A critical vulnerability in SD Express memory cards, called DaMAgeCard, has been uncovered, enabling attackers to exploit the PCIe interface for direct access to system memory. Discovered by Positive Technologies, this flaw can potentially give attackers unauthorized access to system memory, bypassing typical software defenses.
The DaMAgeCard exploit leverages the PCIe interface within SD Express memory cards to perform Direct Memory Access (DMA) attacks. By exploiting the privileged access that PCIe provides, attackers can bypass traditional software-based security mechanisms such as antivirus programs or OS-level protections.
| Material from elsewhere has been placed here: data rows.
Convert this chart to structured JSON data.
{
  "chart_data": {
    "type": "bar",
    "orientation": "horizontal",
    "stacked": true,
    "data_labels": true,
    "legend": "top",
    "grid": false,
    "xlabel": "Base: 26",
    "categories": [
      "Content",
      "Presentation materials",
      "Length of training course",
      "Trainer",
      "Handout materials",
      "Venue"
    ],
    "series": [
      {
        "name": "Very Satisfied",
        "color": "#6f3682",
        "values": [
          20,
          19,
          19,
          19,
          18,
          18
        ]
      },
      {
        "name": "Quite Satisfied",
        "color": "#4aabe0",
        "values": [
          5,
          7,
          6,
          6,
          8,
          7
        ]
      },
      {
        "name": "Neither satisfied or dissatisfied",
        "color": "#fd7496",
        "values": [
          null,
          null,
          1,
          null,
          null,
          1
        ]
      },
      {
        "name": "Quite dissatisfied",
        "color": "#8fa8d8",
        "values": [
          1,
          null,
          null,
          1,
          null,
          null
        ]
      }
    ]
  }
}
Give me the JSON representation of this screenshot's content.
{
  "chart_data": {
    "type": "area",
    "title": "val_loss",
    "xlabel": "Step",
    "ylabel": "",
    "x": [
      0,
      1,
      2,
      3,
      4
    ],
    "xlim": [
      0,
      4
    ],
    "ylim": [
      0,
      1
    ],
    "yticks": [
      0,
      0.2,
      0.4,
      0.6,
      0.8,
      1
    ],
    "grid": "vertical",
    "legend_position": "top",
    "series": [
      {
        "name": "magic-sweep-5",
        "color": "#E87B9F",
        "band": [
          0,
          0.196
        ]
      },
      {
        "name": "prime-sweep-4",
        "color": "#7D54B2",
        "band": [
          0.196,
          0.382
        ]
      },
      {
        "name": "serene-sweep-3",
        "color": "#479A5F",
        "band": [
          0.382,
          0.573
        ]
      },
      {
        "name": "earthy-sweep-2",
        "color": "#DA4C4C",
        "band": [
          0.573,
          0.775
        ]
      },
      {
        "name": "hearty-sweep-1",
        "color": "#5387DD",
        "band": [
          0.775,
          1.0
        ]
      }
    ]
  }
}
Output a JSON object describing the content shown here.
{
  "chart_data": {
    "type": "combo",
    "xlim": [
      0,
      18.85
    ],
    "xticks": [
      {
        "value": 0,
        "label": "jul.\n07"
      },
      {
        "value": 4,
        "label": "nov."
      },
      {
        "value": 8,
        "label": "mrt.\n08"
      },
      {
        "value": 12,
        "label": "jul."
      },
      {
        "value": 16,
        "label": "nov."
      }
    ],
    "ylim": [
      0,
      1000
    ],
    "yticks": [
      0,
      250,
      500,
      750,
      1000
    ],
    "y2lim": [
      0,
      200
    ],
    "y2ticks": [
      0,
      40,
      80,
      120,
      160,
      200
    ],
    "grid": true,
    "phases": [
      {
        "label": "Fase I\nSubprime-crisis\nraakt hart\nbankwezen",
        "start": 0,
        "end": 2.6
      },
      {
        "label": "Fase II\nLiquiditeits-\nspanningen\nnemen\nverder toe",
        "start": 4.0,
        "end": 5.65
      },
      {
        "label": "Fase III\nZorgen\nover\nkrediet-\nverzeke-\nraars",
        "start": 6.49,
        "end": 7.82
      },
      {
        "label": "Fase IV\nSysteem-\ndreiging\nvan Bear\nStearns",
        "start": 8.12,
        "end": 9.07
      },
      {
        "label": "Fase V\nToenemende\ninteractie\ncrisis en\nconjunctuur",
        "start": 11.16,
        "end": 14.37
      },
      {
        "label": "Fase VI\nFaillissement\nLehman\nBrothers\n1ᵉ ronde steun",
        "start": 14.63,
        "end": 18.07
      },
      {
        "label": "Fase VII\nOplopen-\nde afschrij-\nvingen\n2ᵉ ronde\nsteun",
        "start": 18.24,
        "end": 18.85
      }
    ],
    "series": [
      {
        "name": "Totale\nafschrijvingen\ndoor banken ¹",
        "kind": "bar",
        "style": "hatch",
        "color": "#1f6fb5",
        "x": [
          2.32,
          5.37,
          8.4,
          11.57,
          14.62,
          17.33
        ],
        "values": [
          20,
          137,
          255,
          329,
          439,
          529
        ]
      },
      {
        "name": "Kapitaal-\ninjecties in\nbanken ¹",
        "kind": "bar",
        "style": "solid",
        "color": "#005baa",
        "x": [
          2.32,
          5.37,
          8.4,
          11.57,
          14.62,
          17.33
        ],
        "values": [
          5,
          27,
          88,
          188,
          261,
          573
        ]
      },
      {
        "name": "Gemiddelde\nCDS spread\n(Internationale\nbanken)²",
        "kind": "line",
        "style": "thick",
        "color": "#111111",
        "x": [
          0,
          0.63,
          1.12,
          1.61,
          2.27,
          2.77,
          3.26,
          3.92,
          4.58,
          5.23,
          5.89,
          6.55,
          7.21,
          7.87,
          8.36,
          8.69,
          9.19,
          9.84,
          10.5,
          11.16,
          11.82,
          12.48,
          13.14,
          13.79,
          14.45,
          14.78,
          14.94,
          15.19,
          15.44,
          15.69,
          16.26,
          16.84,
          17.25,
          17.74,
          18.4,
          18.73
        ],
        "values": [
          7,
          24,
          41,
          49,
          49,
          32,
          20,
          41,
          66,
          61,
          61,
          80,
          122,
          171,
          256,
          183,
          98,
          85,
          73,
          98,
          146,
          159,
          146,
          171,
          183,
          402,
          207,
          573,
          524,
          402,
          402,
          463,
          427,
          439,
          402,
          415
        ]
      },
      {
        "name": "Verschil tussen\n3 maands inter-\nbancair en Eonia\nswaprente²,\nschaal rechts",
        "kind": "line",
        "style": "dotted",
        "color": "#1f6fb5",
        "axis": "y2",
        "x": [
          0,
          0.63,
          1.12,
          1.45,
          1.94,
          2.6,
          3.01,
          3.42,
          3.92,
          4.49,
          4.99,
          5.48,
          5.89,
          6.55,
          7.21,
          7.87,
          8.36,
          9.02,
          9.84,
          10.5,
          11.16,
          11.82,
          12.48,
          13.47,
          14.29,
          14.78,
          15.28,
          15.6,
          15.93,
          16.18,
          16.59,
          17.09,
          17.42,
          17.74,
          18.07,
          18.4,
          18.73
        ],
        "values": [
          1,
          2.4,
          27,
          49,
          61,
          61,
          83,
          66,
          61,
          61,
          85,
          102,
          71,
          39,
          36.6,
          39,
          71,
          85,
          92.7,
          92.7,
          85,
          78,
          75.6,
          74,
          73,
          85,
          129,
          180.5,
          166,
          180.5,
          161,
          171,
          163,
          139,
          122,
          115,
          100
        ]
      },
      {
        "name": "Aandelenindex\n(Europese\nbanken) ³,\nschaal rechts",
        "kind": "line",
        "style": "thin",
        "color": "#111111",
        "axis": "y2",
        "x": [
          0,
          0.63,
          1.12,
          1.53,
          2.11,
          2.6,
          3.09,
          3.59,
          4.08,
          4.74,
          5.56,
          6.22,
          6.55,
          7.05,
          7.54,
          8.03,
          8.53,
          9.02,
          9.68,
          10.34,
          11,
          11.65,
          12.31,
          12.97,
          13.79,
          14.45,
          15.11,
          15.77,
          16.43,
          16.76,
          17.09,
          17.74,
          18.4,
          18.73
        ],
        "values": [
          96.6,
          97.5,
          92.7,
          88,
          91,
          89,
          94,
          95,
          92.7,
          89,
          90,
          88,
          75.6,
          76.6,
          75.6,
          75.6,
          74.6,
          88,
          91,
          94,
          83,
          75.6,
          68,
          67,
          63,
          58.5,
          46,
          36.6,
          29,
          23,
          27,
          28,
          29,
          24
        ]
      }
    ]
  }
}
Once connected to a vulnerable system, the compromised SD Express card can directly interact with the system’s memory.
This allows attackers to inject malicious code, extract sensitive information such as passwords or encryption keys, or manipulate the system’s operations undetected. The attack’s stealth stems from its operation at a hardware level, making it difficult for standard defenses to identify or block the exploit. The vulnerability is exacerbated by the lack of widespread implementation of hardware-level security measures, such as Input-Output Memory Management Units (IOMMUs), which could isolate and secure memory access.
Since DMA attacks bypass the CPU, they operate stealthily, making them particularly dangerous for devices prioritizing speed and performance over advanced hardware protections.
The vulnerability impacts any device using SD Express, including laptops, gaming consoles, cameras, and tablets. Handheld gaming consoles, which rely on SD Express for high-speed performance, are particularly vulnerable due to their popularity and widespread use. Moreover, this flaw opens the possibility of supply chain attacks, where malicious SD Express cards could be distributed to unsuspecting consumers.
To protect systems from DaMAgeCard and other DMA-based vulnerabilities, Positive Technologies recommends implementing several key security measures:
- Enable IOMMU: Ensure that Input-Output Memory Management Units (IOMMUs) are activated on all PCIe-capable devices. This adds an additional layer of isolation by managing and restricting direct memory access.
- Restrict DMA privileges: Configure systems to grant direct memory access only to verified and trusted devices, preventing unauthorized hardware from exploiting DMA capabilities.
- Keep firmware updated: Apply the latest firmware updates to devices. Updates may include features like secure transitions between SDIO and PCIe modes or mechanisms that validate SD Express cards through cryptographic signatures before allowing DMA operations.
- Disable hotplugging: If not required for operations, disable the ability to connect new devices while the system is running. This mitigates risks from untrusted devices being plugged in to execute an attack.
- Avoid unknown devices: It is best to stay away from using unfamiliar SD cards or external memory readers with sensitive systems, as these may be tampered with or designed to exploit vulnerabilities.
- Regular device inspections: In environments where devices are shared or left unattended, regularly inspect hardware for signs of tampering or unauthorized modifications.
The discovery of DaMAgeCard highlights a broader concern in hardware development: the balance between performance optimization and robust security measures. As PCIe technology becomes more common in consumer electronics, similar vulnerabilities could emerge, exposing users to potential attacks.